Thursday, May 13, 2010

Plowing on through

Busy day today as the plenary session got underway! Committee chair Dave Robin reversed the usual practice of starting with the involved proposals and pushing out the low-hanging fruit at the end. So today we started with the "easy" or quick proposals to reduce the size of the backlog of change proposals.


He led off with a VERY easy one I had drafted last year when a discussion on the BACNET-L mailing list last year revealed that the datatype of array element zero was nowhere defined in the standard! It was pretty obvious that it had to be Unsigned, and we don't think anyone has implemented it any other way, but such things are best not left to chance. So my proposal merely added, in the approriate place in the standard (Clause 12, p.129), the sentence "The datatype of array element 0 shall be Unsigned."


We polished off a number of relatively simple ones: Bernhard's examples of context-tagging with a context number greater than 14 (I posted earlier about BACnet tagging rules, but an example is a Very Good Thing to help implementers get it right.


We polished off one short, well-done but ultimately troublesome one ("What BACnet Is" was the title, I think) by referring it to the BACnet International and, at my request, the BIG-EU Marketing organizations. Thanks, David!


Then another of my proposals came up. I've already exercised my "taunting rights" reserved these past 13 years (so I won't name it), ever since the committee took a nice, clean little service I'd drafted for a specific purpose and festooned it with a lot of general application capability that nobody ever used. I admit that the new, further extensions I had reluctantly taken would have some useful application (albeit limited) -- but it appears nobody has ever used the service for anything but its original applications. So, that proposal is dead.


Another of mine came out of an observation by BIG-EU's Testing and Conformance Group that the Loop object's behavior when "out of service" was not as completely specified as, say, the Analog Output object. Cut, paste, edit and it was there. Passed. Note to my BIG-EU colleagues: Mission accomplished.

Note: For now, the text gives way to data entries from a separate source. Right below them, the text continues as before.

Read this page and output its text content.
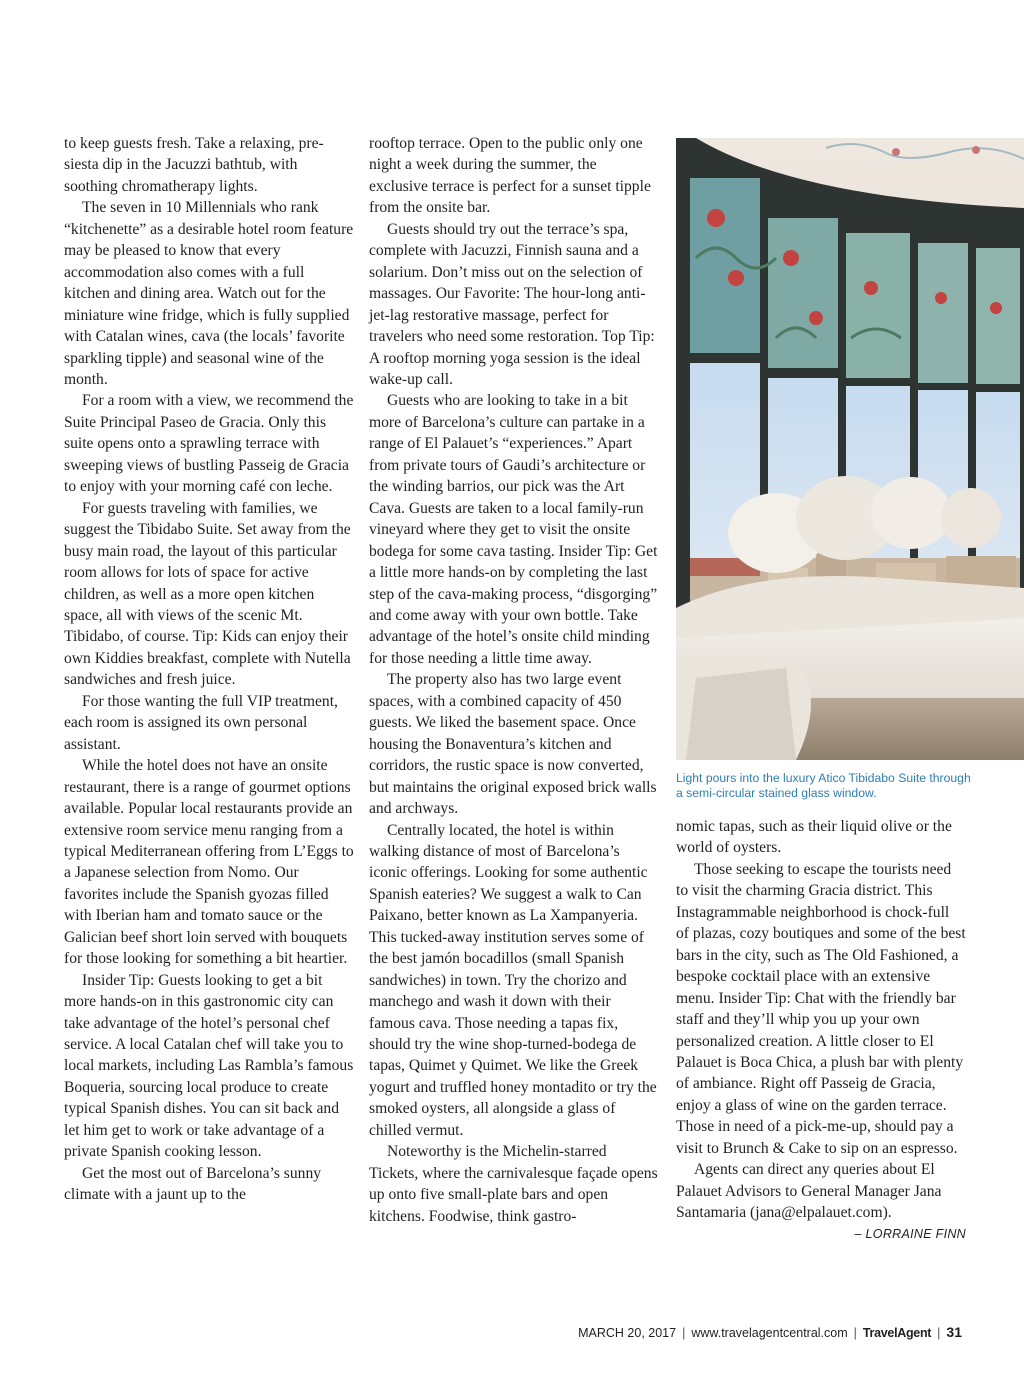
to keep guests fresh. Take a relaxing, pre-siesta dip in the Jacuzzi bathtub, with soothing chromatherapy lights.

The seven in 10 Millennials who rank “kitchenette” as a desirable hotel room feature may be pleased to know that every accommodation also comes with a full kitchen and dining area. Watch out for the miniature wine fridge, which is fully supplied with Catalan wines, cava (the locals’ favorite sparkling tipple) and seasonal wine of the month.

For a room with a view, we recommend the Suite Principal Paseo de Gracia. Only this suite opens onto a sprawling terrace with sweeping views of bustling Passeig de Gracia to enjoy with your morning café con leche.

For guests traveling with families, we suggest the Tibidabo Suite. Set away from the busy main road, the layout of this particular room allows for lots of space for active children, as well as a more open kitchen space, all with views of the scenic Mt. Tibidabo, of course. Tip: Kids can enjoy their own Kiddies breakfast, complete with Nutella sandwiches and fresh juice.

For those wanting the full VIP treatment, each room is assigned its own personal assistant.

While the hotel does not have an onsite restaurant, there is a range of gourmet options available. Popular local restaurants provide an extensive room service menu ranging from a typical Mediterranean offering from L’Eggs to a Japanese selection from Nomo. Our favorites include the Spanish gyozas filled with Iberian ham and tomato sauce or the Galician beef short loin served with bouquets for those looking for something a bit heartier.

Insider Tip: Guests looking to get a bit more hands-on in this gastronomic city can take advantage of the hotel’s personal chef service. A local Catalan chef will take you to local markets, including Las Rambla’s famous Boqueria, sourcing local produce to create typical Spanish dishes. You can sit back and let him get to work or take advantage of a private Spanish cooking lesson.

Get the most out of Barcelona’s sunny climate with a jaunt up to the

rooftop terrace. Open to the public only one night a week during the summer, the exclusive terrace is perfect for a sunset tipple from the onsite bar.

Guests should try out the terrace’s spa, complete with Jacuzzi, Finnish sauna and a solarium. Don’t miss out on the selection of massages. Our Favorite: The hour-long anti-jet-lag restorative massage, perfect for travelers who need some restoration. Top Tip: A rooftop morning yoga session is the ideal wake-up call.

Guests who are looking to take in a bit more of Barcelona’s culture can partake in a range of El Palauet’s “experiences.” Apart from private tours of Gaudi’s architecture or the winding barrios, our pick was the Art Cava. Guests are taken to a local family-run vineyard where they get to visit the onsite bodega for some cava tasting. Insider Tip: Get a little more hands-on by completing the last step of the cava-making process, “disgorging” and come away with your own bottle. Take advantage of the hotel’s onsite child minding for those needing a little time away.

The property also has two large event spaces, with a combined capacity of 450 guests. We liked the basement space. Once housing the Bonaventura’s kitchen and corridors, the rustic space is now converted, but maintains the original exposed brick walls and archways.

Centrally located, the hotel is within walking distance of most of Barcelona’s iconic offerings. Looking for some authentic Spanish eateries? We suggest a walk to Can Paixano, better known as La Xampanyeria. This tucked-away institution serves some of the best jamón bocadillos (small Spanish sandwiches) in town. Try the chorizo and manchego and wash it down with their famous cava. Those needing a tapas fix, should try the wine shop-turned-bodega de tapas, Quimet y Quimet. We like the Greek yogurt and truffled honey montadito or try the smoked oysters, all alongside a glass of chilled vermut.

Noteworthy is the Michelin-starred Tickets, where the carnivalesque façade opens up onto five small-plate bars and open kitchens. Foodwise, think gastro-

Light pours into the luxury Atico Tibidabo Suite through a semi-circular stained glass window.

nomic tapas, such as their liquid olive or the world of oysters.

Those seeking to escape the tourists need to visit the charming Gracia district. This Instagrammable neighborhood is chock-full of plazas, cozy boutiques and some of the best bars in the city, such as The Old Fashioned, a bespoke cocktail place with an extensive menu. Insider Tip: Chat with the friendly bar staff and they’ll whip you up your own personalized creation. A little closer to El Palauet is Boca Chica, a plush bar with plenty of ambiance. Right off Passeig de Gracia, enjoy a glass of wine on the garden terrace. Those in need of a pick-me-up, should pay a visit to Brunch & Cake to sip on an espresso.

Agents can direct any queries about El Palauet Advisors to General Manager Jana Santamaria (jana@elpalauet.com).

– LORRAINE FINN

MARCH 20, 2017 | www.travelagentcentral.com | TravelAgent | 31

Frank's first proposal, to state the requirement for the DM-DDB-A BIBB (initiates "Who-Is") to be supported by BACnet Advanced Application Controllers because it is actually required, sailed on through with change or question. Good job, Frank!


Then we started getting into more potentially troublesome proposals.


Carl drafted one on the fly to strike the unused ReadPropertyConditional service. Rather than push this on towards a public review addendum we held it back for review in the summer meeting next month so that more folks will have an opportunity to weigh in on it. (Consider this fair warning.)


And there was more -- much more. We'll be back at it tomorrow morning for the last session of the meeting, ending at noon.